Patton: “Really it’s been two things: not letting my age define me and just say, ‘Oh, I’m too young, this is no project for someone my age,’ but more importantly it’s seeking and asking for help and being okay with that. No 18 year old or 17 year old in the United States right now could have done this singlehandedly. No matter how gifted or talented you are, you can’t go into the offices of business leaders and ask for sponsorship money, you can’t go ask for speakers, and stuff like that. I’ve been very willing to ask and seek help from adults. My parents have really helped me manage the processes as a high schooler.
I think the thing is: if you have an idea, go do it. What’s keeping you from doing it? The answer is absolutely nothing. It’s really investing the time, the resources, and the energy and just throwing off the fear of something going wrong. So many times in high school people do things just for resume building, just so they can put something in their college applications. That was never my intention in the first place. I did this because I love Memphis and I love to learn. Those are the two big passions in my life. I saw TEDx Memphis as an opportunity to bring those two together. My love of learning and sharing information with other people along with my love for my city. It’s going to be incredible in a few days to watch the faces of people as they’re inspired and entertained, but most importantly as they just learn.

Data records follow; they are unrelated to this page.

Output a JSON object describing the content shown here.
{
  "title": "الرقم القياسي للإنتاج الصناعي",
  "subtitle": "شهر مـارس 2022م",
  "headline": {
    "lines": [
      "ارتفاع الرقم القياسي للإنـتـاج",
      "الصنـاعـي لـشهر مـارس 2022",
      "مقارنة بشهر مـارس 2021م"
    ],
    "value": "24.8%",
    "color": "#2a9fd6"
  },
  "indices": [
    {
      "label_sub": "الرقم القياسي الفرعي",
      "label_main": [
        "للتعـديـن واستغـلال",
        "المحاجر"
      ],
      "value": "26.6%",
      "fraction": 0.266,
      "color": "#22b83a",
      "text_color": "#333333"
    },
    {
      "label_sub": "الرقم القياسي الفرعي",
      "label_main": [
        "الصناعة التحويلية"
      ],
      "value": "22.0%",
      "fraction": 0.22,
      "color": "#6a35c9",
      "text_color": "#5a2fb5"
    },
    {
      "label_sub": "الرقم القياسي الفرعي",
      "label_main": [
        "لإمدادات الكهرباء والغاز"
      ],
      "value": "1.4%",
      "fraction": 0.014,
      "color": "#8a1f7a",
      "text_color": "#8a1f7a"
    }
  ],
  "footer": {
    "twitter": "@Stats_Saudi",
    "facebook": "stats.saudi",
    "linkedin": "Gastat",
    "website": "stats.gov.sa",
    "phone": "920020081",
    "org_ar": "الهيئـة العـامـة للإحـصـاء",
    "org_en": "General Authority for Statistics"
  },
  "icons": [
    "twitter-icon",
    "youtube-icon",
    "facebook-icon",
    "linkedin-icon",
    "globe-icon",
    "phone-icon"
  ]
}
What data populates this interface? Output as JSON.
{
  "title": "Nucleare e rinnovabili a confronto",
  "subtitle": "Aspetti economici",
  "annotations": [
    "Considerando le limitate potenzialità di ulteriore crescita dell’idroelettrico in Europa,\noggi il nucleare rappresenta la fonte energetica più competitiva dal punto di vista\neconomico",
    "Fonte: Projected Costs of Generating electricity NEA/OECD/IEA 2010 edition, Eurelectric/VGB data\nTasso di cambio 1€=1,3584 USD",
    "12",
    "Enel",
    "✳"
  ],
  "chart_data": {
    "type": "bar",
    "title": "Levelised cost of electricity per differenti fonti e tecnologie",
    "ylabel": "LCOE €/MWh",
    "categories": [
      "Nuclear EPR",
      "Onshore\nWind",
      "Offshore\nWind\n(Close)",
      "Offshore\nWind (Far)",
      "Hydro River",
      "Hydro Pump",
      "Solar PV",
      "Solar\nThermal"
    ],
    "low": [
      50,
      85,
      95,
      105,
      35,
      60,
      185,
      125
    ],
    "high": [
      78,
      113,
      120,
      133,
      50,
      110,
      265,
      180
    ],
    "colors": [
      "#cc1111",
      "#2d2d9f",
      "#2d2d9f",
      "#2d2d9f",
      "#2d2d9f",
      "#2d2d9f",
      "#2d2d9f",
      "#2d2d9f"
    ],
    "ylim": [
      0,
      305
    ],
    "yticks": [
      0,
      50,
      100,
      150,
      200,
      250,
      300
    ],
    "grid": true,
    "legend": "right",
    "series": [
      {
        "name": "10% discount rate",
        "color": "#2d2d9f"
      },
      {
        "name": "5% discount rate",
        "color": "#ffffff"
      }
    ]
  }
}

All throughout high school the grades are never the motivator, it’s not success, it’s just a love of learning and a love of knowledge, but also cultivating and sharing that knowledge with other people. That’s essentially the whole idea of the TED brand. Their slogan is ‘ideas worth spreading.’ And I think many Memphians are thirsty for ideas and inspiration that they would really look to an event like this and enjoy it, and maybe it changes something in their own life.”
C901: “What should people look forward to in the upcoming TED event?”
Patton: “For attendees, I think they should look forward to a really engaging experience. People won’t be there to listen to lectures. It’s an interactive, engaging experience with other attendees. The theme is about ‘what’s next’. People will be there to listen and hear about what’s next in Memphis, talk about that, spark conversation with each other, and be part of the experience. For the rest of Memphians, this is an event that will continue over the years. We’ve put a lot resources into filming the finished talks very professionally so that when they are put online, Memphians can share them with their friends here, but also with their friends scattered across the country and show them all the good ideas that are flowing in Memphis. It can be something that Memphians are really proud of to have this event here and to share them with other people.”